I glanced into an alley as I passed and slowed to look more carefully. There was something on the ground a few paces in. I trotted over and picked it up. It was a hat. A mare’s hat. A check of the lining showed a tag with her store’s name. The opposite side had two fancy embroidered letters stitched into a monogram: ‘JC’. Jasmine Chapeau? On instinct, I did the only thing I could think of to verify I was correct: I held it up to my muzzle and inhaled. Honeysuckle.

My client was gone. Snatched a block and a half from our meeting. I’d only missed her by a couple minutes. How could a staged foalnapping turn into a real one? I shoved the hat into my saddlebag. They’d probably had months to learn her routine, like where she got coffee each morning. But why today? Was it just coincidence, or had some information leaked out? Now’s not the time, Steel. Only one thing matters.

My hooves clattered on the cobblestones as I galloped down the alley. I emerged on the next street. Left headed towards the castle, right towards the city gates. I turned right at a full gallop and briefly stumbled as my hooves slipped. I stayed off the crowded sidewalk and dodged the occasional wagon in the street. A barked “Get outta da road!” assaulted me.
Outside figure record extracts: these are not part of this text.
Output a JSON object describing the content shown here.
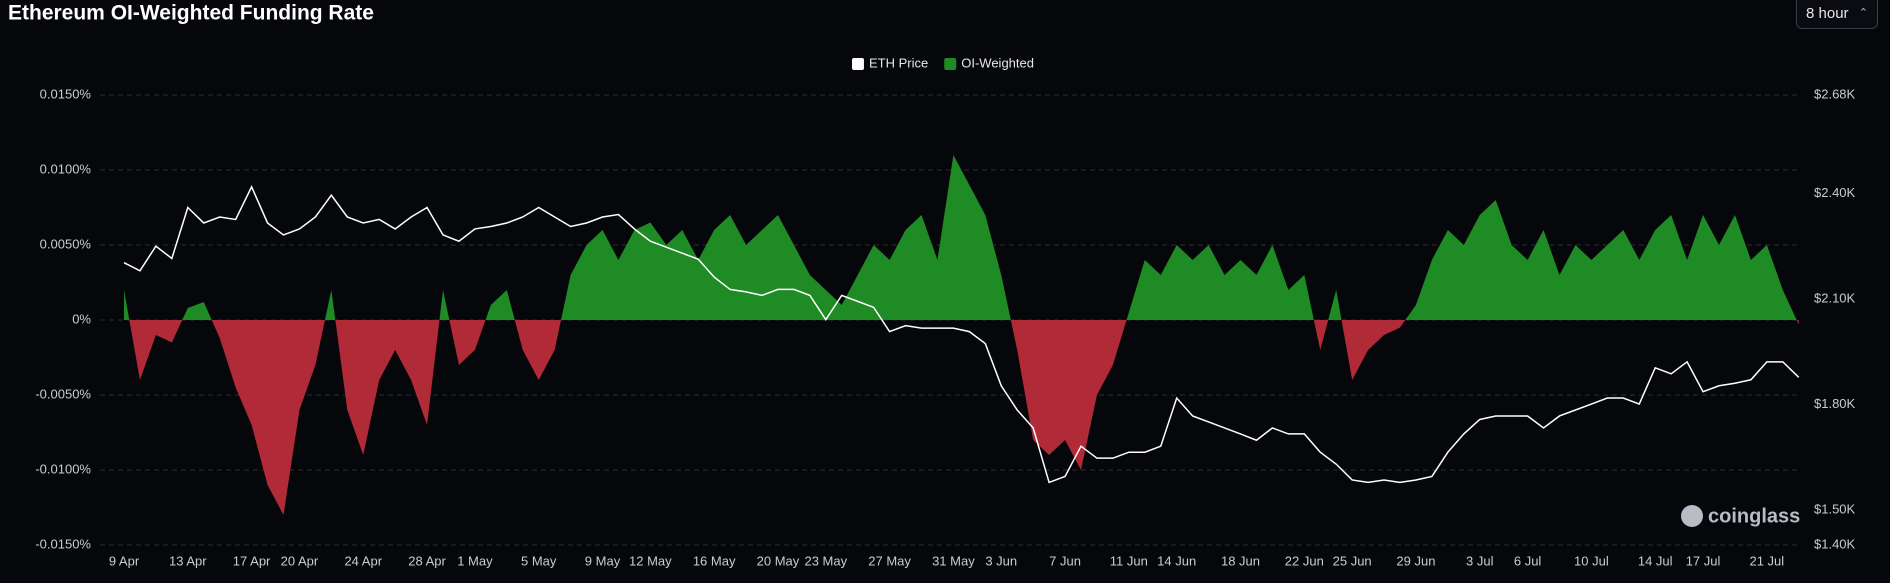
{
  "controls": {
    "interval": "8 hour"
  },
  "watermark": "coinglass",
  "chart_data": {
    "type": "area",
    "title": "Ethereum OI-Weighted Funding Rate",
    "x": [
      "9 Apr",
      "10 Apr",
      "11 Apr",
      "12 Apr",
      "13 Apr",
      "14 Apr",
      "15 Apr",
      "16 Apr",
      "17 Apr",
      "18 Apr",
      "19 Apr",
      "20 Apr",
      "21 Apr",
      "22 Apr",
      "23 Apr",
      "24 Apr",
      "25 Apr",
      "26 Apr",
      "27 Apr",
      "28 Apr",
      "29 Apr",
      "30 Apr",
      "1 May",
      "2 May",
      "3 May",
      "4 May",
      "5 May",
      "6 May",
      "7 May",
      "8 May",
      "9 May",
      "10 May",
      "11 May",
      "12 May",
      "13 May",
      "14 May",
      "15 May",
      "16 May",
      "17 May",
      "18 May",
      "19 May",
      "20 May",
      "21 May",
      "22 May",
      "23 May",
      "24 May",
      "25 May",
      "26 May",
      "27 May",
      "28 May",
      "29 May",
      "30 May",
      "31 May",
      "1 Jun",
      "2 Jun",
      "3 Jun",
      "4 Jun",
      "5 Jun",
      "6 Jun",
      "7 Jun",
      "8 Jun",
      "9 Jun",
      "10 Jun",
      "11 Jun",
      "12 Jun",
      "13 Jun",
      "14 Jun",
      "15 Jun",
      "16 Jun",
      "17 Jun",
      "18 Jun",
      "19 Jun",
      "20 Jun",
      "21 Jun",
      "22 Jun",
      "23 Jun",
      "24 Jun",
      "25 Jun",
      "26 Jun",
      "27 Jun",
      "28 Jun",
      "29 Jun",
      "30 Jun",
      "1 Jul",
      "2 Jul",
      "3 Jul",
      "4 Jul",
      "5 Jul",
      "6 Jul",
      "7 Jul",
      "8 Jul",
      "9 Jul",
      "10 Jul",
      "11 Jul",
      "12 Jul",
      "13 Jul",
      "14 Jul",
      "15 Jul",
      "16 Jul",
      "17 Jul",
      "18 Jul",
      "19 Jul",
      "20 Jul",
      "21 Jul",
      "22 Jul",
      "23 Jul"
    ],
    "xticks": [
      "9 Apr",
      "13 Apr",
      "17 Apr",
      "20 Apr",
      "24 Apr",
      "28 Apr",
      "1 May",
      "5 May",
      "9 May",
      "12 May",
      "16 May",
      "20 May",
      "23 May",
      "27 May",
      "31 May",
      "3 Jun",
      "7 Jun",
      "11 Jun",
      "14 Jun",
      "18 Jun",
      "22 Jun",
      "25 Jun",
      "29 Jun",
      "3 Jul",
      "6 Jul",
      "10 Jul",
      "14 Jul",
      "17 Jul",
      "21 Jul"
    ],
    "ylim": [
      -0.015,
      0.015
    ],
    "yticks": [
      {
        "value": 0.015,
        "label": "0.0150%"
      },
      {
        "value": 0.01,
        "label": "0.0100%"
      },
      {
        "value": 0.005,
        "label": "0.0050%"
      },
      {
        "value": 0,
        "label": "0%"
      },
      {
        "value": -0.005,
        "label": "-0.0050%"
      },
      {
        "value": -0.01,
        "label": "-0.0100%"
      },
      {
        "value": -0.015,
        "label": "-0.0150%"
      }
    ],
    "y2lim": [
      1400,
      2680
    ],
    "y2ticks": [
      {
        "value": 2680,
        "label": "$2.68K"
      },
      {
        "value": 2400,
        "label": "$2.40K"
      },
      {
        "value": 2100,
        "label": "$2.10K"
      },
      {
        "value": 1800,
        "label": "$1.80K"
      },
      {
        "value": 1500,
        "label": "$1.50K"
      },
      {
        "value": 1400,
        "label": "$1.40K"
      }
    ],
    "grid": true,
    "legend": "top",
    "series": [
      {
        "name": "ETH Price",
        "color": "#ffffff",
        "type": "line",
        "axis": "y2",
        "values": [
          2203,
          2180,
          2250,
          2215,
          2360,
          2316,
          2333,
          2326,
          2419,
          2316,
          2282,
          2299,
          2333,
          2395,
          2333,
          2316,
          2326,
          2299,
          2333,
          2360,
          2282,
          2264,
          2299,
          2306,
          2316,
          2333,
          2360,
          2333,
          2306,
          2316,
          2333,
          2340,
          2299,
          2264,
          2247,
          2230,
          2213,
          2162,
          2127,
          2120,
          2110,
          2127,
          2127,
          2110,
          2041,
          2110,
          2093,
          2076,
          2007,
          2024,
          2017,
          2017,
          2017,
          2007,
          1973,
          1853,
          1784,
          1733,
          1578,
          1595,
          1681,
          1647,
          1647,
          1664,
          1664,
          1681,
          1818,
          1767,
          1750,
          1733,
          1716,
          1698,
          1733,
          1716,
          1716,
          1664,
          1630,
          1585,
          1578,
          1585,
          1578,
          1585,
          1595,
          1664,
          1716,
          1757,
          1767,
          1767,
          1767,
          1733,
          1767,
          1784,
          1801,
          1818,
          1818,
          1801,
          1904,
          1887,
          1921,
          1836,
          1853,
          1860,
          1870,
          1921,
          1921,
          1877
        ]
      },
      {
        "name": "OI-Weighted",
        "color": "#1f8b24",
        "negative_color": "#b02a37",
        "type": "area",
        "values": [
          0.002,
          -0.004,
          -0.001,
          -0.0015,
          0.0008,
          0.0012,
          -0.0012,
          -0.0045,
          -0.007,
          -0.011,
          -0.013,
          -0.006,
          -0.003,
          0.002,
          -0.006,
          -0.009,
          -0.004,
          -0.002,
          -0.004,
          -0.007,
          0.002,
          -0.003,
          -0.002,
          0.001,
          0.002,
          -0.002,
          -0.004,
          -0.002,
          0.003,
          0.005,
          0.006,
          0.004,
          0.006,
          0.0065,
          0.005,
          0.006,
          0.004,
          0.006,
          0.007,
          0.005,
          0.006,
          0.007,
          0.005,
          0.003,
          0.002,
          0.001,
          0.003,
          0.005,
          0.004,
          0.006,
          0.007,
          0.004,
          0.011,
          0.009,
          0.007,
          0.003,
          -0.002,
          -0.008,
          -0.009,
          -0.008,
          -0.01,
          -0.005,
          -0.003,
          0.0005,
          0.004,
          0.003,
          0.005,
          0.004,
          0.005,
          0.003,
          0.004,
          0.003,
          0.005,
          0.002,
          0.003,
          -0.002,
          0.002,
          -0.004,
          -0.002,
          -0.001,
          -0.0005,
          0.001,
          0.004,
          0.006,
          0.005,
          0.007,
          0.008,
          0.005,
          0.004,
          0.006,
          0.003,
          0.005,
          0.004,
          0.005,
          0.006,
          0.004,
          0.006,
          0.007,
          0.004,
          0.007,
          0.005,
          0.007,
          0.004,
          0.005,
          0.002,
          -0.0003
        ]
      }
    ]
  }
}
A cop on the next corner tensed at my rapid approach. As I flew past, I called out, “I need help! Follow me!” No time to slow down and look back. I hope he’s following.

I wanted to call out her name, but that would be pointless. In the noisy bustle of the waking city, I could see farther than anypony could possibly hear. I constantly scanned the array of ponies on the street, looking past the rainbow of various ponies’ coats and manes for that splash of crimson on white. So rare, even precious.

I blasted through another intersection, looking left and right. Partway down the block I glanced up an alley, then skidded to a stop, almost falling on my rump. I stumbled back for a closer look. At the far end were three ponies; a mare between two larger stallions. A crimson tail swished across her perfectly white rump. Yet they weren’t moving like a foalnapping. She didn’t appear to be resisting and they weren’t restraining her that I could see. Were they abductors or escorts? Had I been hired to be a faux-abductor or a witness? With a snort, I bolted down the alley.

It was impossible to run quietly with hooves on cobblestones. They were going to hear me. The only questions were: how soon, and would they look back? The stallion on the left was big, an earth pony from the looks of it. The smaller one on the right didn’t have wings, though I thought I caught a glimpse of a horn.

I was close, but not close enough when all three looked over their shoulders. There was no hiding my intent now. The unicorn’s horn flared with magic as he turned. I dodged right towards the alley wall. A hard scrapping blow allowed me to ricochet off for an otherwise impossibly fast dodge to the left. Just another couple paces. I could see her eyes, frightened and wide. There was no doubt now; she was not here by choice. The unicorn sneered at me.

I lowered my head and prepared to ram straight into him. Just one more stride…

There was a blinding flash, then… blackness.